Cinq entreprises. Trois ans de marchés publics. Des millions d'euros envolés. Le scandale des surfacturations à Nanterre prend une tournure judiciaire depuis la saisie du parquet de Nanterre le 15 avril dernier.
"Les écarts de prix atteignent parfois 300% pour des prestations identiques", confie sous couvert d'anonymat un contrôleur des finances publiques. Les services techniques de la ville ont validé ces factures sans sourciller — année après année.
Et pourtant. La direction générale des services clame "appliquer strictement les procédures de contrôle". Nos relevés bancaires disent le contraire.
Dutilleul, l'homme qui valait des millions
Jean-Marc Dutilleul, l'ancien directeur des marchés publics, est dans le collimateur. Proche de l'adjoint aux finances, il aurait attribué systématiquement les contrats à un cercle restreint d'entreprises.
Un exemple frappant : la société BTP-Ouest facture 820 000€ pour le réaménagement de la place de la Boule en 2025. Le devis initial ? 275 000€. Même schéma rue Voltaire — des travaux 145% plus chers que le marché moyen.

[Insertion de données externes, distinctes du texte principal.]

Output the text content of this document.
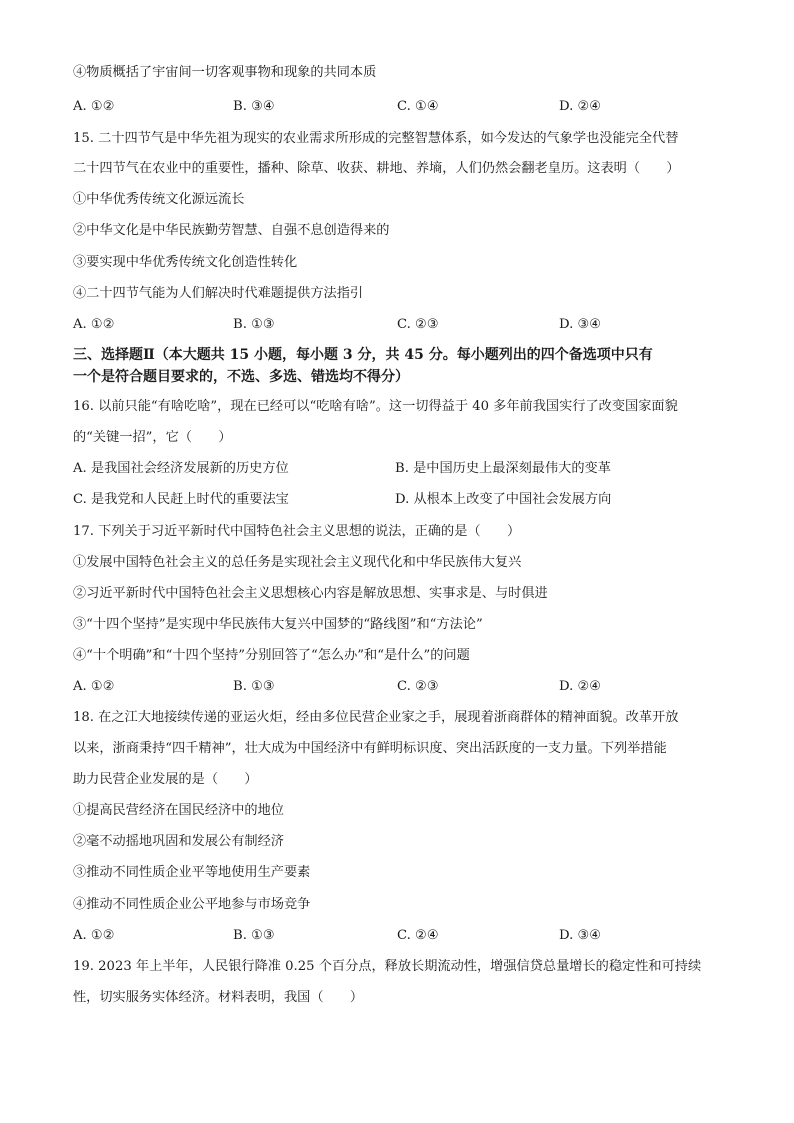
④物质概括了宇宙间一切客观事物和现象的共同本质
A. ①②	B. ③④	C. ①④	D. ②④
15. 二十四节气是中华先祖为现实的农业需求所形成的完整智慧体系，如今发达的气象学也没能完全代替
二十四节气在农业中的重要性，播种、除草、收获、耕地、养墒，人们仍然会翻老皇历。这表明（　　）
①中华优秀传统文化源远流长
②中华文化是中华民族勤劳智慧、自强不息创造得来的
③要实现中华优秀传统文化创造性转化
④二十四节气能为人们解决时代难题提供方法指引
A. ①②	B. ①③	C. ②③	D. ③④
三、选择题Ⅱ（本大题共 15 小题，每小题 3 分，共 45 分。每小题列出的四个备选项中只有
一个是符合题目要求的，不选、多选、错选均不得分）
16. 以前只能“有啥吃啥”，现在已经可以“吃啥有啥”。这一切得益于 40 多年前我国实行了改变国家面貌
的“关键一招”，它（　　）
A. 是我国社会经济发展新的历史方位	B. 是中国历史上最深刻最伟大的变革
C. 是我党和人民赶上时代的重要法宝	D. 从根本上改变了中国社会发展方向
17. 下列关于习近平新时代中国特色社会主义思想的说法，正确的是（　　）
①发展中国特色社会主义的总任务是实现社会主义现代化和中华民族伟大复兴
②习近平新时代中国特色社会主义思想核心内容是解放思想、实事求是、与时俱进
③“十四个坚持”是实现中华民族伟大复兴中国梦的“路线图”和“方法论”
④“十个明确”和“十四个坚持”分别回答了“怎么办”和“是什么”的问题
A. ①②	B. ①③	C. ②③	D. ②④
18. 在之江大地接续传递的亚运火炬，经由多位民营企业家之手，展现着浙商群体的精神面貌。改革开放
以来，浙商秉持“四千精神”，壮大成为中国经济中有鲜明标识度、突出活跃度的一支力量。下列举措能
助力民营企业发展的是（　　）
①提高民营经济在国民经济中的地位
②毫不动摇地巩固和发展公有制经济
③推动不同性质企业平等地使用生产要素
④推动不同性质企业公平地参与市场竞争
A. ①②	B. ①③	C. ②④	D. ③④
19. 2023 年上半年，人民银行降准 0.25 个百分点，释放长期流动性，增强信贷总量增长的稳定性和可持续
性，切实服务实体经济。材料表明，我国（　　）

"Les entreprises ont fourni des justificatifs détaillés", plaide Me Lagarde, l'avocat de Dutilleul. Trois fournisseurs parlent pourtant de "pressions" et de "factures gonflées à la demande expresse des services municipaux". Qui croire ?
Nanterre ferme les yeux
"Rien à déclarer." La position officielle de la mairie tient en trois mots. Elle ignore les 87 signalements enregistrés par la plateforme anti-fraude depuis janvier 2024.
KPMG avait sonné l'alarme dès 2023 : "anomalies comptables récurrentes". Sans effet. Pierre-Henri Dumont, alors adjoint à l'urbanisme, signait lui-même certains bons de commande litigieux.
63% des marchés attribués entre 2024 et 2026 l'ont été sans appel d'offres. La loi ? "Applicable avec souplesse", ironise un ancien cadre. Voilà.
Le réseau des intérêts croisés
Trois noms reviennent comme un leitmotiv. Espaces Verts & Co, détenue par le beau-frère d'un élu. Réno Express, dont le gérant partageait un bureau avec le chef de cabinet. Et BTP-Ouest, déjà condamnée pour corruption en 2019.
"Tout est légal", martèle le service communication. Vraiment ? Les déclarations d'intérêts manquent pour deux entreprises sur trois. Les comptes rendus de réunion ? Introuvables.
Comment un tel système a-t-il pu durer ? "Personne ne vérifiait. Tout le monde profitait", lâche un entrepreneur. La réponse est dans la question.
L'argent noir des campagnes électorales
La DGCCRF enquête sur une possible cartellisation. Quatre des cinq entreprises utilisent les mêmes sous-traitants — et les mêmes surfacturations.
Pire. Les fonds détournés auraient financé des campagnes. Un ancien comptable brise l'omerta : "200 000 euros en billets, remis en main propre dans le parking de la mairie." Oui, vous avez bien lu.
Le parquet traque maintenant les liens entre ces versements et les récentes rénovations somptuaires de l'hôtel de ville. L'affaire est loin d'être close.